Ballance has a thirst for knowledge that has taken her from the bush of New Zealand to the back and beyond of various corners of the globe.

She has studied tigers, wild horses, spectacled bears, marine iguanas, weta and kakapo (among other species), roaming from the crags of the Southern Alps to the steppes of Mongolia and Russia and the steamy jungles of Ecuador.

In 1990 Ballance moved to Dunedin, where she lived for 18 years, during which time she worked as a researcher then producer at NHNZ, completing a range of documentaries, including To Save the Kakapo, which won a merit award at the Missoula International Wildlife Film Festival, and Power to the Ocean, which won a gold medal at the New York Film Festival.

She has also written more than 25 natural history books, often in collaboration with photographer Rod Morris.

Ballance left the Dunedin-based documentary production company in 2008, heading to Wellington to take up a role as producer for the Radio NZ show Our Changing World.

"I was always interested in nature but I wouldn't say I was particularly obsessed, until I started zoology at the University of Auckland and ended up completing my master's at Massey. The more I studied zoology, the more fascinating it became. I decided that's what I wanted to do.

"People love documentaries and learning about the natural world. Sadly, a lot of people, particularly those in big cities, they don't get the chance to get out and experience nature.

"But people in Dunedin are blessed. You can go out and see albatrosses, sea lions and penguins. That's incredible. I lived on the Otago Peninsula, in Portobello, and never tired of that.''

She still lives close to the sea.

"We look out over Wellington Harbour and can see seabirds. Now and again we have seen big pods of dolphins. I'm still waiting to see orca.''

THE BOOK: New Zealand’s Great White Sharks: how science is revealing their secrets, by Alison...
THE BOOK: New Zealand’s Great White Sharks: how science is revealing their secrets, by Alison Ballance, will be published by Potton & Burton on Monday.

Among all her travels, Ballance rates New Zealand's subantarctic islands among her favourite wild places.

"A while back I got an incredible opportunity to go to Campbell Island to study feral sheep for a few months. Here's this remote island that's home to albatrosses and penguins. That fed my love of New Zealand islands.

"In my lifetime I have seen a number of these islands become predator-free. It is like stepping back in time. The birdsong is incredible.

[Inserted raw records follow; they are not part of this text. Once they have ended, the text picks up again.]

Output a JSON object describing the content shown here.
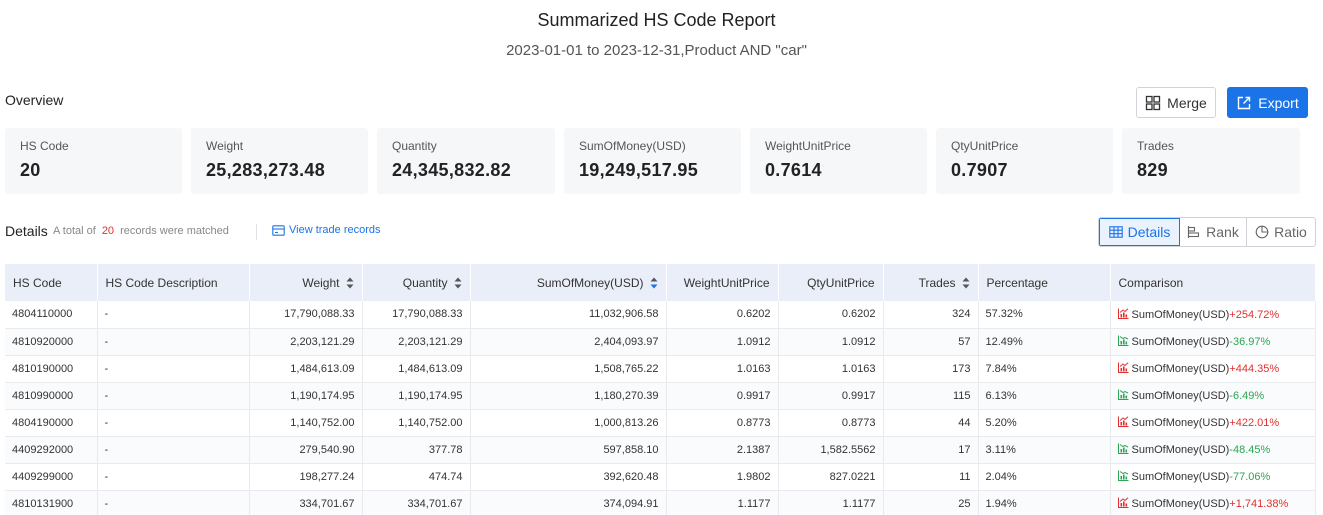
{
  "report": {
    "title": "Summarized HS Code Report",
    "subtitle": "2023-01-01 to 2023-12-31,Product AND \"car\""
  },
  "overview": {
    "label": "Overview",
    "merge_label": "Merge",
    "export_label": "Export",
    "stats": [
      {
        "label": "HS Code",
        "value": "20"
      },
      {
        "label": "Weight",
        "value": "25,283,273.48"
      },
      {
        "label": "Quantity",
        "value": "24,345,832.82"
      },
      {
        "label": "SumOfMoney(USD)",
        "value": "19,249,517.95"
      },
      {
        "label": "WeightUnitPrice",
        "value": "0.7614"
      },
      {
        "label": "QtyUnitPrice",
        "value": "0.7907"
      },
      {
        "label": "Trades",
        "value": "829"
      }
    ]
  },
  "details": {
    "label": "Details",
    "matched_prefix": "A total of",
    "matched_count": "20",
    "matched_suffix": "records were matched",
    "view_link": "View trade records",
    "views": [
      "Details",
      "Rank",
      "Ratio"
    ],
    "active_view": "Details",
    "accent_color": "#1b73e8",
    "up_color": "#e0302f",
    "down_color": "#2aa752"
  },
  "table": {
    "columns": [
      "HS Code",
      "HS Code Description",
      "Weight",
      "Quantity",
      "SumOfMoney(USD)",
      "WeightUnitPrice",
      "QtyUnitPrice",
      "Trades",
      "Percentage",
      "Comparison"
    ],
    "rows": [
      {
        "hs": "4804110000",
        "desc": "-",
        "weight": "17,790,088.33",
        "qty": "17,790,088.33",
        "money": "11,032,906.58",
        "wup": "0.6202",
        "qup": "0.6202",
        "trades": "324",
        "pct": "57.32%",
        "cmp_label": "SumOfMoney(USD)",
        "cmp": "+254.72%",
        "dir": "up"
      },
      {
        "hs": "4810920000",
        "desc": "-",
        "weight": "2,203,121.29",
        "qty": "2,203,121.29",
        "money": "2,404,093.97",
        "wup": "1.0912",
        "qup": "1.0912",
        "trades": "57",
        "pct": "12.49%",
        "cmp_label": "SumOfMoney(USD)",
        "cmp": "-36.97%",
        "dir": "down"
      },
      {
        "hs": "4810190000",
        "desc": "-",
        "weight": "1,484,613.09",
        "qty": "1,484,613.09",
        "money": "1,508,765.22",
        "wup": "1.0163",
        "qup": "1.0163",
        "trades": "173",
        "pct": "7.84%",
        "cmp_label": "SumOfMoney(USD)",
        "cmp": "+444.35%",
        "dir": "up"
      },
      {
        "hs": "4810990000",
        "desc": "-",
        "weight": "1,190,174.95",
        "qty": "1,190,174.95",
        "money": "1,180,270.39",
        "wup": "0.9917",
        "qup": "0.9917",
        "trades": "115",
        "pct": "6.13%",
        "cmp_label": "SumOfMoney(USD)",
        "cmp": "-6.49%",
        "dir": "down"
      },
      {
        "hs": "4804190000",
        "desc": "-",
        "weight": "1,140,752.00",
        "qty": "1,140,752.00",
        "money": "1,000,813.26",
        "wup": "0.8773",
        "qup": "0.8773",
        "trades": "44",
        "pct": "5.20%",
        "cmp_label": "SumOfMoney(USD)",
        "cmp": "+422.01%",
        "dir": "up"
      },
      {
        "hs": "4409292000",
        "desc": "-",
        "weight": "279,540.90",
        "qty": "377.78",
        "money": "597,858.10",
        "wup": "2.1387",
        "qup": "1,582.5562",
        "trades": "17",
        "pct": "3.11%",
        "cmp_label": "SumOfMoney(USD)",
        "cmp": "-48.45%",
        "dir": "down"
      },
      {
        "hs": "4409299000",
        "desc": "-",
        "weight": "198,277.24",
        "qty": "474.74",
        "money": "392,620.48",
        "wup": "1.9802",
        "qup": "827.0221",
        "trades": "11",
        "pct": "2.04%",
        "cmp_label": "SumOfMoney(USD)",
        "cmp": "-77.06%",
        "dir": "down"
      },
      {
        "hs": "4810131900",
        "desc": "-",
        "weight": "334,701.67",
        "qty": "334,701.67",
        "money": "374,094.91",
        "wup": "1.1177",
        "qup": "1.1177",
        "trades": "25",
        "pct": "1.94%",
        "cmp_label": "SumOfMoney(USD)",
        "cmp": "+1,741.38%",
        "dir": "up"
      }
    ]
  }
}
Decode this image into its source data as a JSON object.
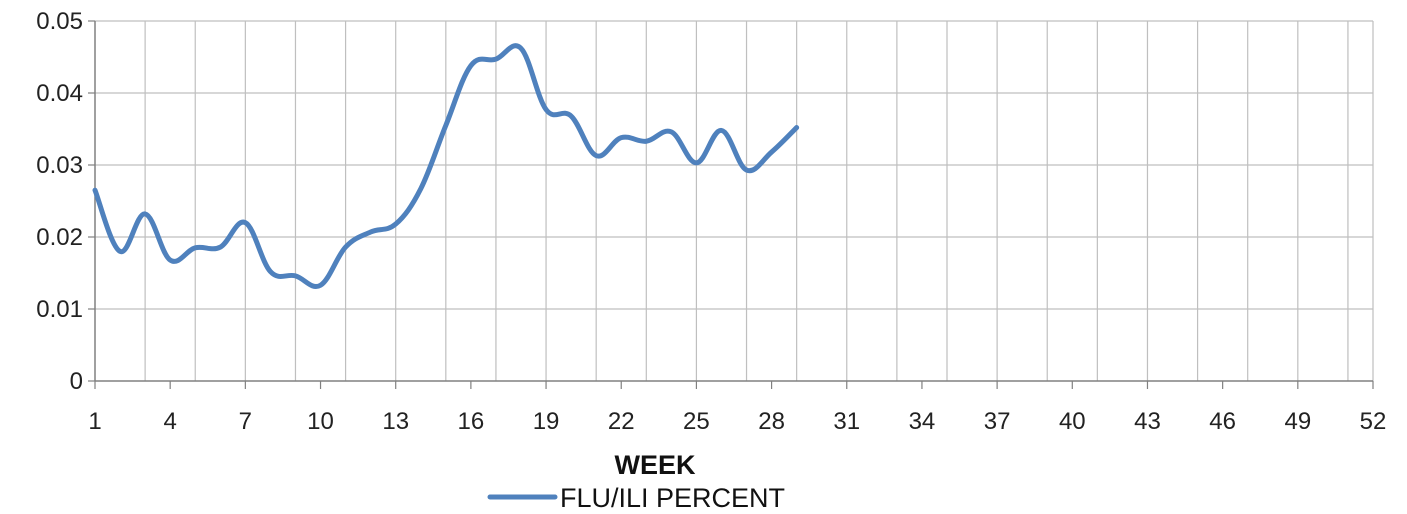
{
  "chart_data": {
    "type": "line",
    "title": "",
    "xlabel": "WEEK",
    "ylabel": "",
    "xlim": [
      1,
      52
    ],
    "ylim": [
      0,
      0.05
    ],
    "x_ticks": [
      "1",
      "4",
      "7",
      "10",
      "13",
      "16",
      "19",
      "22",
      "25",
      "28",
      "31",
      "34",
      "37",
      "40",
      "43",
      "46",
      "49",
      "52"
    ],
    "y_ticks": [
      "0",
      "0.01",
      "0.02",
      "0.03",
      "0.04",
      "0.05"
    ],
    "grid": true,
    "legend_position": "bottom",
    "series": [
      {
        "name": "FLU/ILI PERCENT",
        "color": "#4F81BD",
        "x": [
          1,
          2,
          3,
          4,
          5,
          6,
          7,
          8,
          9,
          10,
          11,
          12,
          13,
          14,
          15,
          16,
          17,
          18,
          19,
          20,
          21,
          22,
          23,
          24,
          25,
          26,
          27,
          28,
          29
        ],
        "values": [
          0.0265,
          0.018,
          0.0232,
          0.0168,
          0.0185,
          0.0186,
          0.022,
          0.0152,
          0.0146,
          0.0133,
          0.0186,
          0.0207,
          0.0218,
          0.0267,
          0.0355,
          0.0438,
          0.0447,
          0.0462,
          0.0377,
          0.0368,
          0.0313,
          0.0338,
          0.0333,
          0.0346,
          0.0303,
          0.0348,
          0.0293,
          0.0318,
          0.0352
        ]
      }
    ]
  }
}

"It makes you realise what we have lost on the mainland and what we are trying to get back though initiatives such as Predator Free 2050,'' she says of the Department of Conservation-led initiative to rid New Zealand of three of its most damaging introduced predators; possums, rats and stoats.

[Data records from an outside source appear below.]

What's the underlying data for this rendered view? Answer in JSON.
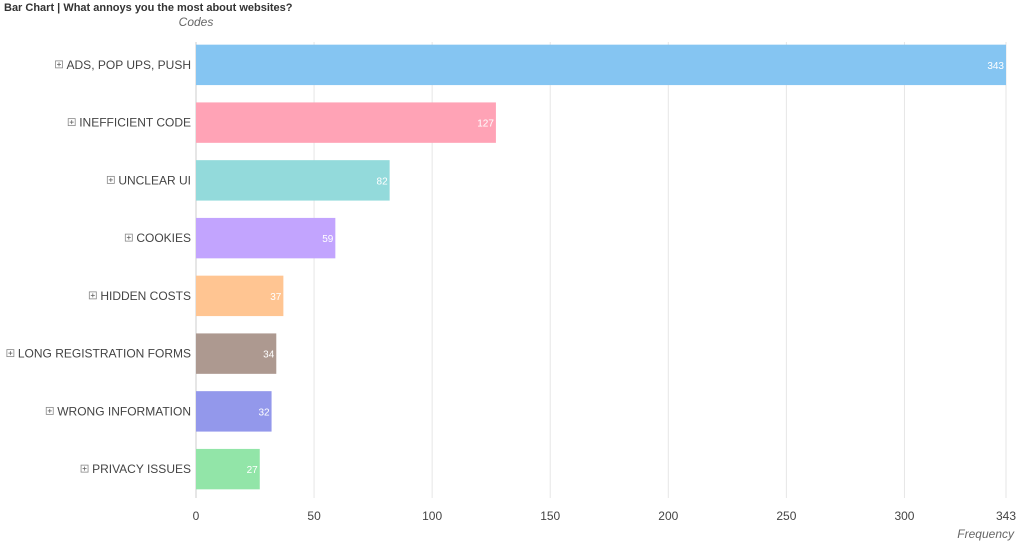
{
  "chart_data": {
    "type": "bar",
    "orientation": "horizontal",
    "title": "Bar Chart | What annoys you the most about websites?",
    "ylabel": "Codes",
    "xlabel": "Frequency",
    "categories": [
      "ADS, POP UPS, PUSH",
      "INEFFICIENT CODE",
      "UNCLEAR UI",
      "COOKIES",
      "HIDDEN COSTS",
      "LONG REGISTRATION FORMS",
      "WRONG INFORMATION",
      "PRIVACY ISSUES"
    ],
    "values": [
      343,
      127,
      82,
      59,
      37,
      34,
      32,
      27
    ],
    "colors": [
      "#85C5F2",
      "#FFA3B6",
      "#93DADB",
      "#C2A4FE",
      "#FFC592",
      "#AD9990",
      "#9398EB",
      "#92E5A8"
    ],
    "xlim": [
      0,
      343
    ],
    "xticks": [
      0,
      50,
      100,
      150,
      200,
      250,
      300,
      343
    ],
    "grid": true,
    "data_labels": true,
    "expand_icons": true
  }
}
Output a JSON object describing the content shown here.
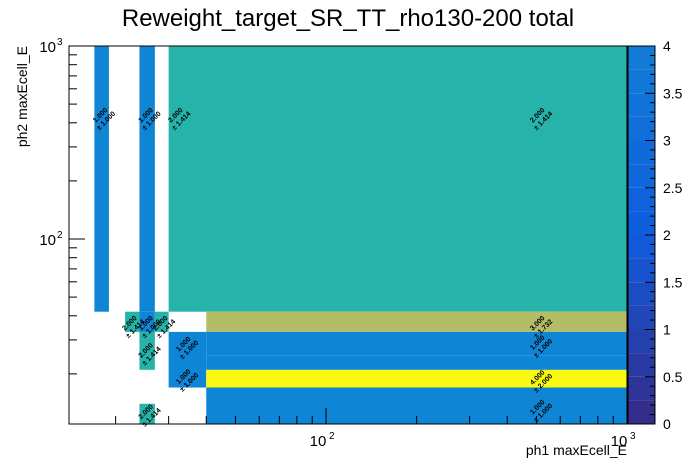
{
  "chart_data": {
    "type": "heatmap",
    "title": "Reweight_target_SR_TT_rho130-200 total",
    "xlabel": "ph1 maxEcell_E",
    "ylabel": "ph2 maxEcell_E",
    "xscale": "log",
    "yscale": "log",
    "xlim": [
      14,
      1000
    ],
    "ylim": [
      11,
      1000
    ],
    "x_ticks": [
      {
        "base": "10",
        "exp": "2",
        "value": 100
      },
      {
        "base": "10",
        "exp": "3",
        "value": 1000
      }
    ],
    "y_ticks": [
      {
        "base": "10",
        "exp": "2",
        "value": 100
      },
      {
        "base": "10",
        "exp": "3",
        "value": 1000
      }
    ],
    "zlim": [
      0,
      4
    ],
    "z_ticks": [
      "0",
      "0.5",
      "1",
      "1.5",
      "2",
      "2.5",
      "3",
      "3.5",
      "4"
    ],
    "draw_option": "COLZ TEXT (value ± error)",
    "cells": [
      {
        "x": [
          17,
          19
        ],
        "y": [
          42,
          1000
        ],
        "z": 1.0,
        "value": "1.000",
        "error": "± 1.000",
        "label_at": [
          18,
          430
        ]
      },
      {
        "x": [
          24,
          27
        ],
        "y": [
          42,
          1000
        ],
        "z": 1.0,
        "value": "1.000",
        "error": "± 1.000",
        "label_at": [
          25.5,
          430
        ]
      },
      {
        "x": [
          24,
          27
        ],
        "y": [
          33,
          42
        ],
        "z": 1.0,
        "value": "1.000",
        "error": "± 1.000",
        "label_at": [
          25.5,
          36
        ]
      },
      {
        "x": [
          30,
          1000
        ],
        "y": [
          42,
          1000
        ],
        "z": 2.0,
        "value": "2.000",
        "error": "± 1.414",
        "label_at": [
          32,
          430
        ]
      },
      {
        "x": [
          30,
          1000
        ],
        "y": [
          42,
          1000
        ],
        "z": 2.0,
        "value": "2.000",
        "error": "± 1.414",
        "label_at": [
          510,
          430
        ],
        "same_bin_repeat": true
      },
      {
        "x": [
          21.5,
          24
        ],
        "y": [
          33,
          42
        ],
        "z": 2.0,
        "value": "2.000",
        "error": "± 1.414",
        "label_at": [
          22.5,
          36
        ]
      },
      {
        "x": [
          27,
          30
        ],
        "y": [
          33,
          42
        ],
        "z": 2.0,
        "value": "2.000",
        "error": "± 1.414",
        "label_at": [
          28.5,
          36
        ]
      },
      {
        "x": [
          24,
          27
        ],
        "y": [
          21,
          33
        ],
        "z": 2.0,
        "value": "2.000",
        "error": "± 1.414",
        "label_at": [
          25.5,
          26
        ]
      },
      {
        "x": [
          24,
          27
        ],
        "y": [
          11,
          14
        ],
        "z": 2.0,
        "value": "2.000",
        "error": "± 1.414",
        "label_at": [
          25.5,
          12.5
        ]
      },
      {
        "x": [
          40,
          1000
        ],
        "y": [
          33,
          42
        ],
        "z": 3.0,
        "value": "3.000",
        "error": "± 1.732",
        "label_at": [
          510,
          36
        ]
      },
      {
        "x": [
          30,
          40
        ],
        "y": [
          17,
          33
        ],
        "z": 1.0,
        "value": "1.000",
        "error": "± 1.000",
        "label_at": [
          34,
          28
        ]
      },
      {
        "x": [
          30,
          40
        ],
        "y": [
          17,
          33
        ],
        "z": 1.0,
        "value": "1.000",
        "error": "± 1.000",
        "label_at": [
          34,
          19
        ],
        "same_bin_repeat": true
      },
      {
        "x": [
          40,
          1000
        ],
        "y": [
          25,
          33
        ],
        "z": 1.0,
        "value": "1.000",
        "error": "± 1.000",
        "label_at": [
          510,
          28.5
        ]
      },
      {
        "x": [
          40,
          1000
        ],
        "y": [
          17,
          21
        ],
        "z": 4.0,
        "value": "4.000",
        "error": "± 2.000",
        "label_at": [
          510,
          18.8
        ]
      },
      {
        "x": [
          40,
          1000
        ],
        "y": [
          11,
          17
        ],
        "z": 1.0,
        "value": "1.000",
        "error": "± 1.000",
        "label_at": [
          510,
          13.2
        ]
      },
      {
        "x": [
          40,
          1000
        ],
        "y": [
          21,
          25
        ],
        "z": 1.0,
        "value": "",
        "error": ""
      }
    ]
  }
}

"I trap rats in my backyard and try to volunteer on conservation projects when I can. I think it all helps.

"As a whole, New Zealand is lucky. We aren't looking after it as well as we should, but we are lucky.''

Factfile - Alison Ballance

Alison Ballance is a zoologist, diver, wildlife film-maker and radio presenter.

She is an award-winning writer, whose 29 natural history books include Kakapo: Rescued from the brink of extinction, which won the 2011 Royal Society of New Zealand Science Book Prize.

She has also been shortlisted for the New Zealand Post Children’s Book Awards for Hoki: The story of a kakapo, and the New Zealand Book Awards for Southern Alps: History and natural history of New Zealand’s mountain world.